Recep Tayyip Erdoğan ve Fethullah Gülen... Türkiye'nin bu iki en güçlü
ismi ve onların içinde yer aldıkları/başını çektikleri toplumsal/siyasal
hareketler, sırf egemen sistemi tedirgin ettikleri için nice badireler
atlattı, sıkıntılar yaşadı, bedeller ödedi. Bu kader ortaklığının da
etkisiyle olsa gerek, yaklaşık 7 yıl önce ittifaka gittiler ve
elbirliğiyle askeri vesayeti büyük ölçüde etkisizleştirdiler. Fakat bu
zaferin ardından da kendi aralarında kıyasıya bir iktidar mücadelesine
giriştiler.
Gerçekten alışılmadık türden bir mücadele bu. Öyle ki Gülen cemaati,
tarihinde ilk kez can damarı olan dershanelerin kapatılması tehdidiyle
karşı karşıya. Buna karşılık AKP iktidarı da en hassas olduğu noktada,
yolsuzluklar konusunda tarihinin en büyük darbesini aldı. İşte bu yazıda
cemaat ile hükümet arasındaki meydan muharebesinde bir durum ve hasar
tespiti yapmak istiyorum ve savaşın daha uzun bir süre devam edeceğini
varsayarak bu raporları belirli periyotlarla güncellemeyi düşünüyorum.
Hükümet ağır yaralı
17 Aralık operasyonuyla hükümetin çok ağır bir yara aldığı muhakkak. Bunun birkaç boyutu söz konusu:
1) Tabii ki öncelikle yolsuzluk boyutu. Bir anda dört bakanın birden
adının çok geniş kapsamlı bir yolsuzluk operasyonunda geçmesi hükümet
için başlı başına bir felaket oldu. Üstelik bunun tam da yerel seçim
arifesine denk gelmesi faturanın katlanmasına yol açabilir.
2) Bu bakanların hiçbirinin, en azından bu yazıyı yazdığım ana kadar,
kamuoyunun karşısına çıkıp kendisini ve oğlunu savun(a)mamış olması
AKP'deki erozyonun şiddetini artırdı.
3) Gerek hükümet, gerekse onun kontrolündeki medya bu iddiaları
etkisizleştirebilecek elle tutulur bir argüman geliştiremedi. Ne Dış
bağlantı ne de siyaseti itibarsızlaştırma suçlamalarının böylesine
büyük bir soruşturmanın ağırlığını hafifletmesi mümkün olabilirdi;
olamayacak da.
4) Üstüne üstlük hükümet, dün de yazdığımız gibi, soruşturmayı
yürütenlerin büyük bölümünü alelacele görevden alarak tuzağa düştü.

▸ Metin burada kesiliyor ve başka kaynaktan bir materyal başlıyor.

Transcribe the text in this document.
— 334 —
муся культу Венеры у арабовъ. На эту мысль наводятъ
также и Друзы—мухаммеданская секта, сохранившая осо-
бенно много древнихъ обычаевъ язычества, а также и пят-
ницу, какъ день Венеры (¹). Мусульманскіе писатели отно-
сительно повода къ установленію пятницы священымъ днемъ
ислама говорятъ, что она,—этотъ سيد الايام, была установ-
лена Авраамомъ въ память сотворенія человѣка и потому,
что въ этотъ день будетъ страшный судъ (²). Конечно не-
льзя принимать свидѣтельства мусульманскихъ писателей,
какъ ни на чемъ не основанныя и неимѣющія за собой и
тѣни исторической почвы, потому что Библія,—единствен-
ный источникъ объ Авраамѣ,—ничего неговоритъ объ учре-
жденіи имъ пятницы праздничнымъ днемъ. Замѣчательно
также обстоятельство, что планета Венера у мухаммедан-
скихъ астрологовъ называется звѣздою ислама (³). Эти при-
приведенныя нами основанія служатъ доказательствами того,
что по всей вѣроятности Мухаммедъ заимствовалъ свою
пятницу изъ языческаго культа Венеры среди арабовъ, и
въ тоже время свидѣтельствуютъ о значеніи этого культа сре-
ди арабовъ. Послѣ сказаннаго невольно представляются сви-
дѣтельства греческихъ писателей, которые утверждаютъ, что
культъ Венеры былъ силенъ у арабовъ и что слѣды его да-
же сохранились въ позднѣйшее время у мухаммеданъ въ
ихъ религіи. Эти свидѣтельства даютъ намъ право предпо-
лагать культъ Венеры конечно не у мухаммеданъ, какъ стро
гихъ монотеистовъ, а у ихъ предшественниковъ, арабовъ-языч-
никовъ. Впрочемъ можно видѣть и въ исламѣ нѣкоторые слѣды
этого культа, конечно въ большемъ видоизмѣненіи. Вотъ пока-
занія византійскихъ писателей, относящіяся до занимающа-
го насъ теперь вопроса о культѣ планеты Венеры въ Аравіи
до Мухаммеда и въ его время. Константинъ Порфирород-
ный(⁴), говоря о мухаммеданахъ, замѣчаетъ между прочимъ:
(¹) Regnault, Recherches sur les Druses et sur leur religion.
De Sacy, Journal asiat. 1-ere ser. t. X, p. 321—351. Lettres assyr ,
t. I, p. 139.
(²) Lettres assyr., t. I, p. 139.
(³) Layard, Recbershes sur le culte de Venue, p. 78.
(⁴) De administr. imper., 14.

Böylelikle hem çaresizliğini göstermiş oldu, hem de iddiaların sonuna
kadar gidilmesine engel olacakmış gibi bir algı yarattı.
5) 17 Aralık operasyonu, eski günlerdeki gibi, sadece hükümet olmakla
kalmayıp aynı zamanda devlet de olduklarını övünerek söyleyen AKP'liler
için çok büyük bir şok oldu. Önce Başbakan Yardımcısı Bülent Arınç'ın
devlet içinde illegal bir örgütten, ardından Başbakan Erdoğan'ın büyük
bir hiddetle devlet içinde devletten bahsetmeleri ve bunları
kazıyacaklarını söylemeleri Türkiye'de yepyeni bir dönemin
başlayacağının işaretidir. Herhâlde bu dönemin startı, haftaya yapılması
beklenen geniş çaplı kabine değişikliğiyle verilecek.
Cemaat sapasağlam
17 Aralık'tan Gülen cemaatinin ayakta, hatta dershane kriziyle birlikte
almış olduğu yaraları sarmış olarak çıktığı söylenebilir. Ancak süreç
henüz bitmiş değil. Henüz, birkaç polis şefinin görevden alınması
dışında hükümetin herhangi bir misillemesine tanık olmadık. Fakat çok
geçmeden 17 Aralık operasyonunun çapına denk düşecek bir cevap gelebilir
ve cemaatin büyük ölçüde bürokrasi içinde varlığını sürdüren sivil
olmayan kanat ı hedef alınabilir.
Aslına bakılacak olursa cemaat kadrolarını devletten ayıklama projesi
uzun zamandır gündemde ve cemaat de herhâlde buna göre bazı tedbirler
almıştır. Lakin Gülen hareketi için çok daha büyük bir risk söz konusu:
Hükümetin, cemaatin sivil kanadını kırmaya veya en azından aşındırmaya
yönelik adımlar atması ki dershane projesi buna açık bir örnekti.
Fildişi kule
Burada şu notu düşmekte fayda var: Ergenekon, Balyoz vb. süreçlerde
hükümet ve cemaat el ele taraf olmayan bertaraf olur şiarıyla toplumu
kafalarına göre ak ve kara olarak ikiye bölmüş, gri bir alana izin
vermemişlerdi. Şimdi iki taraf da, birbirleriyle olan kavgalarına kendi
saflarından katılmaları için üçüncü şahıslar arıyor. Her ne kadar
cemaate olan hınçlarını hükümet veya hükümete/Erdoğan'a olan hınçlarını
cemaat üzerinden çıkarmak isteyen az sayıda kişi çıksa da çoğunluk olup
biteni uzaktan, fildişi kuleden ve galiba pek de şikâyetçi olmadan
izlemekle yetiniyor.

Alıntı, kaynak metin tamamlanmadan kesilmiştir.